NetUSB è implementato nei sistemi embedded con integrato Linux, quali ad esempio i router, come un driver del kernel. Il driver è sviluppato dalla taiwanese KCodes Technology; quando attivato, il server attiva l’ascolto della porta TCP 20005 per i client connessi.
Ricercatori di Sec Consult, società specializzata in sicurezza, hanno rilevato che se il computer che si connette ha un nome più lungo di 64 caratteri, avviene uno stack overflow (un errore che si verifica quando si sfrutta una quantità troppo elevata di memoria nello stack), una vulnerabilità che potrebbe essere sfruttata per consentire l’esecuzione in remoto di codice o generare malfunzionamenti del tipo denial of service (un attacco che consiste nel esaurire deliberatamente le risorse di un sistema).
Poiché il servizio NetUSB è avviato in kernel mode, l’attacker che sfrutta la falla è in grado di eseguire codice malevolo co il quale influenzare in vari modi il funzionamento dei dispositivi attaccati sfruttando il più alto livello di privilegi possibile. Molti vendor integrano NetUSB nei vari prodotti commercializzati, anche se il servizio è chiamato in modo diverso. Netgear, ad esempio, chiama questa funzione “ReadySHARE”, altri usano nomi ancora diversi quali “print sharing”, “condivisione porta USB” e simili.

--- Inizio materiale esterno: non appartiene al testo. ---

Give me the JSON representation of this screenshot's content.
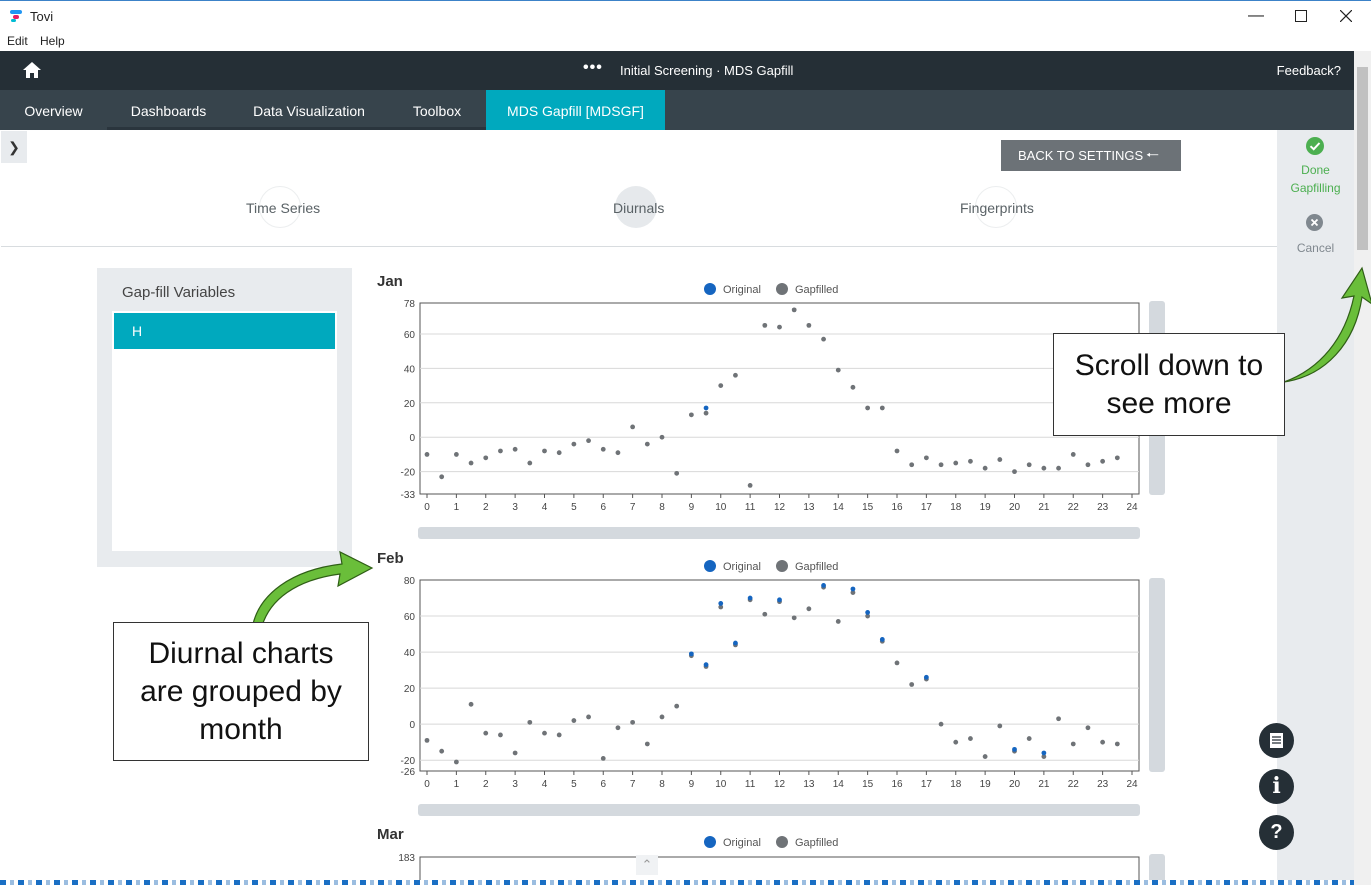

Sec Consult ha confermato la presenza della vulnerabilità nei router TP-Link TL-WDR4300 V1, TP-Link WR1043ND v2 e Netgear WNDR4500; scansionando ad ogni modo il firmware di altri produttori alla ricerca del driver NetUSB.ko ritengono di aver individuato almeno 92 dispositivi con lo stesso problema prodotti da D-Link, Netgear, TP-Link, Trendnet e ZyXEL Communications. I ricercatori hanno individuato il riferimento a 26 vendor nel driver per client NetUSB.inf per Windows e ritengono che il problema potrebbe essere presente nei dispositivi di molti altri vendor. I CERT (Computer Emergency Response Team) tedeschi e austriaci stanno ad ogni modo avvisando i vendor.
[aggiornamento: D-link ci fa sapere che i modelli a suo marchio coinvolti sono i seguenti: DIR-615 e DIR-685, modelli obsoleti con scarsa diffusione sul mercato italiano che saranno in ogni caso aggiornati con un nuovo firmware entro la prossima settimana per risolvere la possibile minaccia].
Per non incappare nel problema, basta eventualmente disabilitare la funzione dall’interfaccia d’amministrazione web del router o bloccare l’accesso alle porte usando le specifiche funzioni del firewall. Tuttavia, su alcuni modelli (es. Netgear) tale possibilità non è contemplata.
La vulnerabilità è solo l’ultima di una serie individuata negli ultimi anni su vari router. A marzo di quest’anno una diversa falla è stata individuata in un componente noto come webproc.cgi, una vulnerabilità che permette di estrarre dati sensibili quali configurazioni, credenziali per l’amministrazione, ascoltare il traffico in rete e reindirizzare gli utenti verso, ad esempio, siti di phishing.